Can anyone tell me what's a good training sword and where would you find one?


----------



## Nathaniel Zhu (Jul 6, 2007)

hziervogel said:


> Can anyone tell me what's a good training sword and where would you find one?





lol, just buy any atraight sword, wood  or aluminum, i think would be good.

its just training so you can even use a stick....lol, anything with length.



I cant believe that most people on this forum sound REALLLLY wise.
Im impressed.


----------



## bigfootsquatch (Jul 6, 2007)

hziervogel said:


> Can anyone tell me what's a good training sword and where would you find one?


 
i have the www.yangfamilytaichi.com straight sword. it's good, i recommend it over wooden weapons, but www.centuryma.com has decent wooden weapons a lot cheaper

if you are going to practice a sword form, i'd say get a real sword though


----------



## East Winds (Jul 7, 2007)

hzeirvogel,

Sure if you want to pretend to do sword form and wave your arms about a bit, any old stick will do:erg: However if you really want to learn sword form you need a double edged blade of the correct length and balanced fairly well. Forget the wooden ones they are useless!!! A good sword can be expensive, but you can certainly pick up an adequate one for about $150. But try it out first for feel and balance. Don't just buy on e-bay. The reason of course for needing the double edge is in the applications. Sometimes it is the upper edge that cuts, sometimes it is the lower edge. The tip of the sword is used for nicking tendons and arteries, the middle is used for long cuts and the part of the blade nearest the hilt is used for blocking. So you need to know which part of the sword you are using for which purpose. Other than that its OK to dance around with a stick:rofl:

Very best wishes


----------



## grydth (Jul 8, 2007)

<I would first like to thank FA for their kind offer to return. Hopefully I can offer some small things of value to justify their action.>

To each his own when it comes to weapons - I do not believe there is a general right or wrong universal answer. 

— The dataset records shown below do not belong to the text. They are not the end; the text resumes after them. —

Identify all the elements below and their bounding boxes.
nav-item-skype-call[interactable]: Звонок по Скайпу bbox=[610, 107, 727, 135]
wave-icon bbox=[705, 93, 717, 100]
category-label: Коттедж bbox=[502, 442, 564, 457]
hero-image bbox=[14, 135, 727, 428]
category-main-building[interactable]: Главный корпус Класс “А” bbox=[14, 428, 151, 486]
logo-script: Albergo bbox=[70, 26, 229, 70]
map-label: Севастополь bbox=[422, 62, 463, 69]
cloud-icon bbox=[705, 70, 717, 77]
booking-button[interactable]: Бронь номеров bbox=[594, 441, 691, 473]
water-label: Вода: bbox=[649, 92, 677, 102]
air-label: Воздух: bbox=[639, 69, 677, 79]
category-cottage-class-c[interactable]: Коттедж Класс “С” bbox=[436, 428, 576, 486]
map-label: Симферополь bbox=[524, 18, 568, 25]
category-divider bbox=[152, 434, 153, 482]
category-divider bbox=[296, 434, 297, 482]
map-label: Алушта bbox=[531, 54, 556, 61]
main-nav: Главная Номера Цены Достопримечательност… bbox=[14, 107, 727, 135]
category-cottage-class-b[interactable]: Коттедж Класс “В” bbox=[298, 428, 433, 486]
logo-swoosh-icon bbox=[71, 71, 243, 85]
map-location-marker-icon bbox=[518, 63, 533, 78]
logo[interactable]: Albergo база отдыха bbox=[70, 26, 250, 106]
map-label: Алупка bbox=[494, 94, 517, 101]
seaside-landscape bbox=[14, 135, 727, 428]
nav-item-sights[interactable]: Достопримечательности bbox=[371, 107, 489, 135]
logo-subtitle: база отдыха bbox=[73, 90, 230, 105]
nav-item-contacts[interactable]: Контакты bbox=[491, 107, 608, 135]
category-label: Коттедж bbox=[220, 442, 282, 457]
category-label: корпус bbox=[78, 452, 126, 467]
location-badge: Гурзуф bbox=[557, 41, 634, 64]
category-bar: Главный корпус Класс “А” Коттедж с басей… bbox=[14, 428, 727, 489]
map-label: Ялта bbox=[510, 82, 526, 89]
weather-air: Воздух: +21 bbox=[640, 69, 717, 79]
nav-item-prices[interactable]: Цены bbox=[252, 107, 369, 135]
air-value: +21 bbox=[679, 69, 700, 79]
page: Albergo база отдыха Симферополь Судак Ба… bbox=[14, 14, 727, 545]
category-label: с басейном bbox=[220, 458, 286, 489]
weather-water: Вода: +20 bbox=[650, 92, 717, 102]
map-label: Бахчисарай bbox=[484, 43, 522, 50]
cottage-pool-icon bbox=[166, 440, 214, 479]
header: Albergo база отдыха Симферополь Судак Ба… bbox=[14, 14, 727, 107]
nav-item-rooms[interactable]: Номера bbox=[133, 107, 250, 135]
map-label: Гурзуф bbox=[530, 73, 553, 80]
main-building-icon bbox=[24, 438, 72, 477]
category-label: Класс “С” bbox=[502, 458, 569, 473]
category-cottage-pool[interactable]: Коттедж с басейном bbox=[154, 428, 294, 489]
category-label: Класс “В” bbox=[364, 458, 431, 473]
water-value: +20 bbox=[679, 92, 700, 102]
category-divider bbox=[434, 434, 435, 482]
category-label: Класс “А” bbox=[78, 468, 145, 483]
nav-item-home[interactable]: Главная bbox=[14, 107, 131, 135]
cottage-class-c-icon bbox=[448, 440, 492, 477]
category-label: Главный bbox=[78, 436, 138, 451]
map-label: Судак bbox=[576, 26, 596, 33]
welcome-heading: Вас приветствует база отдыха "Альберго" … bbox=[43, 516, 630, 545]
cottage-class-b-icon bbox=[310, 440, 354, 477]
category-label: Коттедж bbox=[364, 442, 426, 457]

In Iaido, I always practiced long and hard with a bokken first before turning to steel... the better to avoid frequent trips to the ER. Yet, I have also heard it said that the training weapon and the performance weapon should always be one and the same.

I have seen new practitioners in several sports appear with expert and expensive equipment. Yet, it does not make them an expert, and may actually endanger themselves and others. My opinion: I believe it is advisable to select the best quality from the available beginner type swords.


----------



## Carol (Jul 8, 2007)

Welcome back, Grydth.


----------



## HG1 (Jul 8, 2007)

Hziervogel-

Try Beijing Imports

http://buykungfu.com/?mainURL=/store/category/5fm1/Gims_straight_swords.html


----------



## Xue Sheng (Jul 10, 2007)

I am not advocating any of the sites linked as places to buy, I am just curious as to what you are calling a sword

Jain, Dao or the Yang family?

Dao
http://www.wle.com//products/1011GT.html

Jain
http://www.wle.com/products/W451-T.html

Yang Family sabre
http://www.yangfamilytaichi.com/products/index.shtml


----------



## kaustabh (Sep 10, 2007)

I think if we really train seriously then we need to have a real weapon. I am not telling that it need to be costly, it need to be a real one. A person can hardly get true feeling of a Jian/Dao with a stick. A wooden one is better than that but a real steel one is a must I feel. For me I can hardly afford a $150+ Jian, they are not available either. So I got a local made one. You know, local bladesmiths can make a good practice blade if they get some guideline. I made a wooden replica myself and that was enough for the smith I knew.


----------